Kicking off on 2nd October, the Orionid meteor shower will persist until 7th November. In the UK, the rain brought on by Storm Babet might obscure the view, but in other regions, fortunate observers could witness the radiant streaks across the sky.
This celestial display originates from Halley’s comet, one of history’s most renowned comets. As the comet orbits the Sun, it sheds tiny fragments which leave behind a trail of dust and icy debris. These fragments then enter our atmosphere at a speed of approximately 41 miles (66km) per second, igniting due to friction with the air, resulting in streaks of light. While Halley’s comet graces our vicinity only once every 75-76 years, with its next appearance slated for 2061, the meteor shower is an annual event.
How to Observe the Orionid Meteor Shower
The prime viewing date will be the night of 21st October, spanning from midnight to dawn. The shower is visible from both the northern and southern hemispheres, with clearer skies offering a more enhanced experience.

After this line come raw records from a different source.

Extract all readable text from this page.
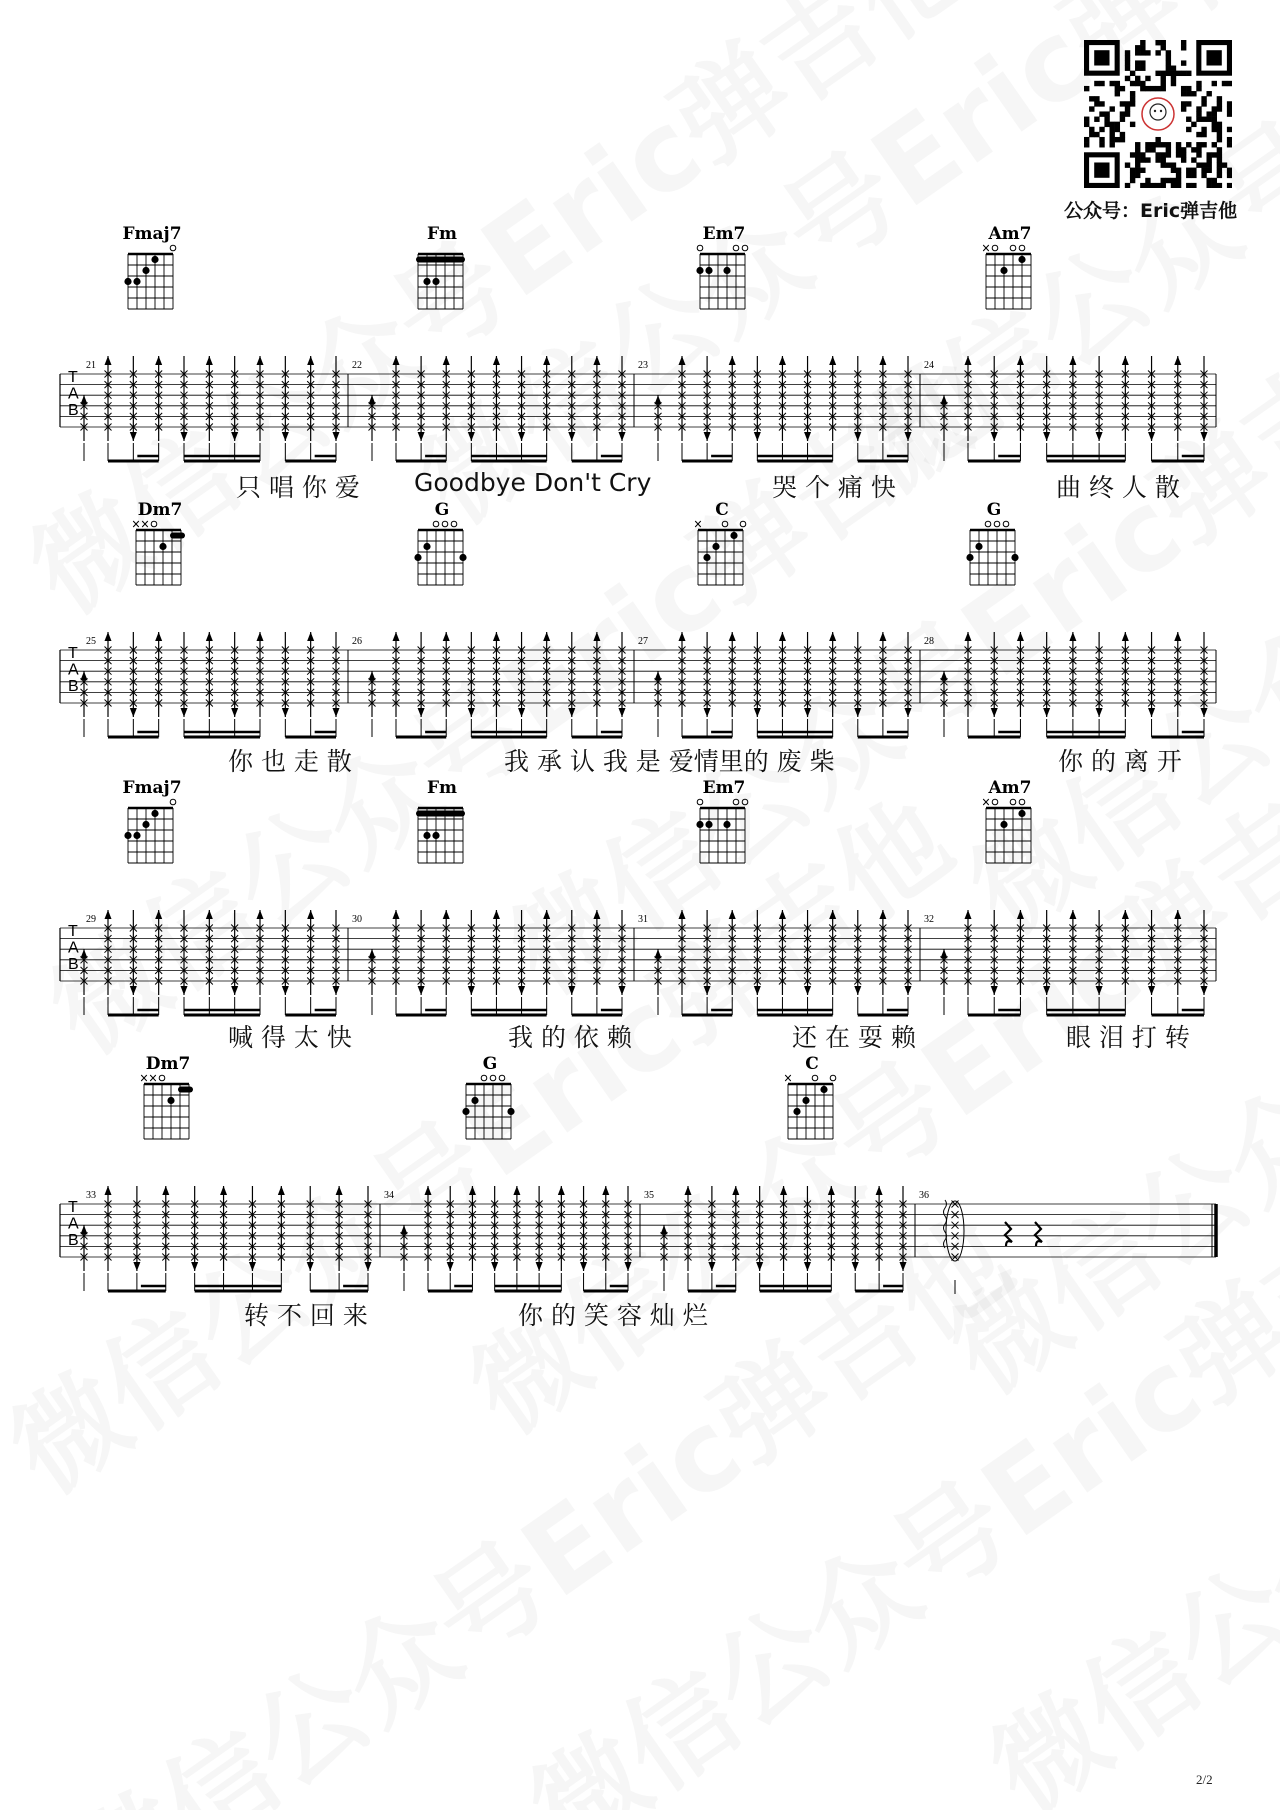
公众号：Eric弹吉他
Fmaj7	Fm	Em7	Am7
T
A
B
21	22	23	24
只 唱 你 爱 Goodbye Don't Cry	哭 个 痛 快	曲 终 人 散
Dm7	G	C	G
T
A
B
25	26	27	28
你 也 走 散	我 承 认 我 是 爱情里的 废 柴	你 的 离 开
Fmaj7	Fm	Em7	Am7
T
A
B
29	30	31	32
喊 得 太 快	我 的 依 赖	还 在 耍 赖	眼 泪 打 转
Dm7	G	C
T
A
B
33	34	35	36
转 不 回 来	你 的 笑 容 灿 烂
2/2
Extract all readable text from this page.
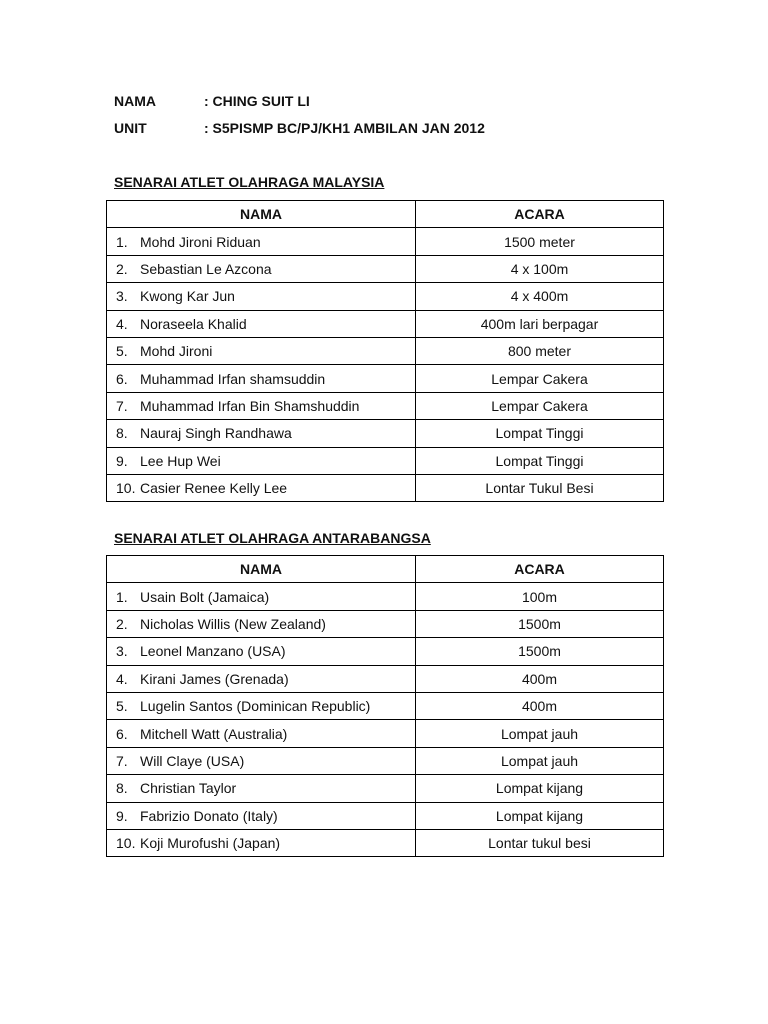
NAMA	: CHING SUIT LI
UNIT	: S5PISMP BC/PJ/KH1 AMBILAN JAN 2012
SENARAI ATLET OLAHRAGA MALAYSIA
NAMA	ACARA
1. Mohd Jironi Riduan	1500 meter
2. Sebastian Le Azcona	4 x 100m
3. Kwong Kar Jun	4 x 400m
4. Noraseela Khalid	400m lari berpagar
5. Mohd Jironi	800 meter
6. Muhammad Irfan shamsuddin	Lempar Cakera
7. Muhammad Irfan Bin Shamshuddin	Lempar Cakera
8. Nauraj Singh Randhawa	Lompat Tinggi
9. Lee Hup Wei	Lompat Tinggi
10. Casier Renee Kelly Lee	Lontar Tukul Besi
SENARAI ATLET OLAHRAGA ANTARABANGSA
NAMA	ACARA
1. Usain Bolt (Jamaica)	100m
2. Nicholas Willis (New Zealand)	1500m
3. Leonel Manzano (USA)	1500m
4. Kirani James (Grenada)	400m
5. Lugelin Santos (Dominican Republic)	400m
6. Mitchell Watt (Australia)	Lompat jauh
7. Will Claye (USA)	Lompat jauh
8. Christian Taylor	Lompat kijang
9. Fabrizio Donato (Italy)	Lompat kijang
10. Koji Murofushi (Japan)	Lontar tukul besi
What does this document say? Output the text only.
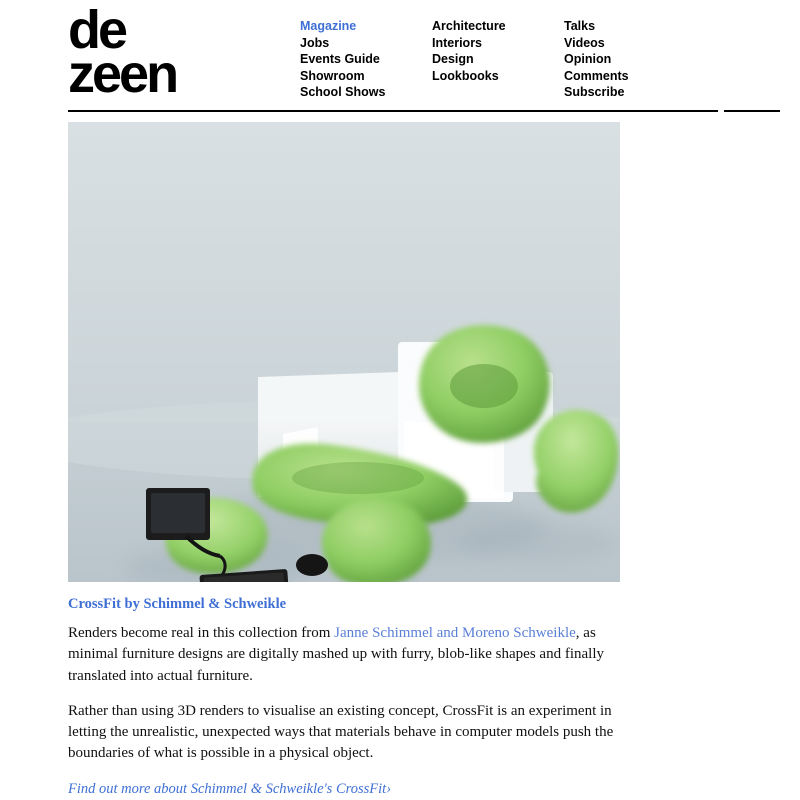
de
zeen
Magazine
Jobs
Events Guide
Showroom
School Shows
Architecture
Interiors
Design
Lookbooks
Talks
Videos
Opinion
Comments
Subscribe
CrossFit by Schimmel & Schweikle
Renders become real in this collection from Janne Schimmel and Moreno Schweikle, as minimal furniture designs are digitally mashed up with furry, blob-like shapes and finally translated into actual furniture.
Rather than using 3D renders to visualise an existing concept, CrossFit is an experiment in letting the unrealistic, unexpected ways that materials behave in computer models push the boundaries of what is possible in a physical object.
Find out more about Schimmel & Schweikle's CrossFit›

Viewers can witness the meteor shower with the naked eye, with only a brief period required to adjust to the darkness. To optimize the viewing experience, it’s advisable to seek out the darkest spot possible, minimizing the interference of streetlights and home lights. Given that meteors can appear anywhere in the sky, a spacious, open spot is ideal to have a panoramic view of the spectacle. The meteors’ trajectory remains unpredictable, so patience is key. Bringing along some beverages and snacks might be a wise choice.
For those unable to catch the display this weekend, the meteor shower will still be in its ‘maximum’ phase until around 28th October, presenting additional opportunities for observation.